Food Contact Materials: how active and intelligent packaging can improve food shelf life and reduce food waste
The Food Contact Materials sector (FCM) is particularly suited to technological innovation. The so-called “active” and “intelligent” packaging allows interesting applications in food packaging that promote a substantial increase in the commercial life of packaged food.
Regulation (EC) 450/2009 defines specific rules for active and intelligent materials and objects in addition to the general rules of Regulation (EC) No. 1935/2004 to ensure their safe use.
According to the law: “active materials and articles are materials and articles intended to prolong shelf-life or maintain or improve the condition of packaged food. They are designed to deliberately incorporate components that release substances into the packaged food or its environment, or absorb them from them” while “intelligent materials and articles means materials and articles that control the condition of the packaged food or its environment”
Recent studies on high humidity bakery products, such as pre-cooked pizza bases, Buns, bread boxes, etc., they have shown that the use of active packaging such as oxygen absorbers (scavengers) inhibits the development of airborne microflora and reduces fat oxidation, avoiding rancidity.
For packaging can also be used plastic films encapsulated with substances with antimicrobial action, able to be released gradually without altering the organoleptic and sensory characteristics of the product. One of the most commonly used encapsulated substances is ethanol, which slows down or blocks the proliferation of mold, allowing the shelf life to be significantly longer than traditional packaging.
In the table grape sector, the use of an active packaging consisting of PET coated with two-dimensional ionic lamellar nano-materials (Layered Double Hydroxides – LDH) capable of binding to a compostby antimicrobial action. Nanocoating is responsible for improving the shelf life of packaged grapes, promoting a significant reduction of fungi (yeasts and moulds), the main causes of its alteration.
In the sausage sector, however, packaging with specific plastic films, capable of releasing a combination of green tea extract and essential oil of oregano, is able to improve the shelf-life of cooked ham in slices, as, under the same conditions, the total charge of altering lactic acid bacteria results in two lower logarithmic cycles, compared to the same product packaged with conventional packaging.
Active packagings such as indicators and/or sensors, which communicate the presence or absence of a substance, are sensitive to reactions between different substances or to changes in the concentration of a particular substance.
In the fisheries sector, a sensor has been developed that changes its color when the packaged fish product loses its freshness requirements, and consequently its suitability for consumption.

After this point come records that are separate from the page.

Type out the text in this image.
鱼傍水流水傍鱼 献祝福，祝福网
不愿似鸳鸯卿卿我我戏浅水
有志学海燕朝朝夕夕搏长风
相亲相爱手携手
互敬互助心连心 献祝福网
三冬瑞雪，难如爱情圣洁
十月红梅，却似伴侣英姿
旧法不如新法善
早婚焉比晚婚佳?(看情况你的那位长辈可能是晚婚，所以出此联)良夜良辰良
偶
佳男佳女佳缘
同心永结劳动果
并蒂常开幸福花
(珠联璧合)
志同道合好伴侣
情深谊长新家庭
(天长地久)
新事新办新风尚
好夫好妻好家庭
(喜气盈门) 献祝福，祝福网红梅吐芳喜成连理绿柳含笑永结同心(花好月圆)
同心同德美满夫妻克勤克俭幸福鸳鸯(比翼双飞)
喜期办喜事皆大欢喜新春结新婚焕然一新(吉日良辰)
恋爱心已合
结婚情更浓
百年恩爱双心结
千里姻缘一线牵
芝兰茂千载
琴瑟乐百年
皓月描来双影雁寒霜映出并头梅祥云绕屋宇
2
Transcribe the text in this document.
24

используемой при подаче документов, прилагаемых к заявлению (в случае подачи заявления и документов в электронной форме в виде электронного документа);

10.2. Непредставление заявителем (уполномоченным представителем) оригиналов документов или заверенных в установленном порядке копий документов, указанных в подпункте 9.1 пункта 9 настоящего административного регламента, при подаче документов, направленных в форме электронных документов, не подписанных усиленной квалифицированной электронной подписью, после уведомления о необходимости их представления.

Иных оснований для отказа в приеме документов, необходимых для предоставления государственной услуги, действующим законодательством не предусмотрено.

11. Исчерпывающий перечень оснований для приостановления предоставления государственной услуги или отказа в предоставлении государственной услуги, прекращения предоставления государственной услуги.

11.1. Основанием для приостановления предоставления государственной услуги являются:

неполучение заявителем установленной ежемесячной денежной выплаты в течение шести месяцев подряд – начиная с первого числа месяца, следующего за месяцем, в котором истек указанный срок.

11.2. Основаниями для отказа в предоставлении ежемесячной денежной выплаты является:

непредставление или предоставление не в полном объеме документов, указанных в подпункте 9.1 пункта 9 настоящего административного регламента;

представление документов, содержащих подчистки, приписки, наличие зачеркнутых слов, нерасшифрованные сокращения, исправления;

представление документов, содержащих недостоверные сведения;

The color variation of the indicator depends on the acidity values (pH) that tend to change as a function of the proliferation of bacteria, including Enterobacteriaceae and other altering agents, and the consequent production of malodorous substances (amines) and the mending of muscle tissue caused by the proteolytic action of bacterial decarboxylases.
For fruit and vegetables, a sensor has been developed that reacts with the aromas emitted by the ripening fruit, communicating to the consumer the organoleptic characteristics that must be expected. The sensor, in fact, at the beginning of the commercial life of the product turns red, indicating that the fruit is crunchy, but as the days pass, and with them also varies the degree of maturation, then becomes orange (indicating a firm consistency) and finally to yellow, which communicates the completion of the process, and therefore the juiciness of the fruit.
Active and intelligent packaging is a key solution for improving the shelf life of a wide range of food products and for reducing food waste.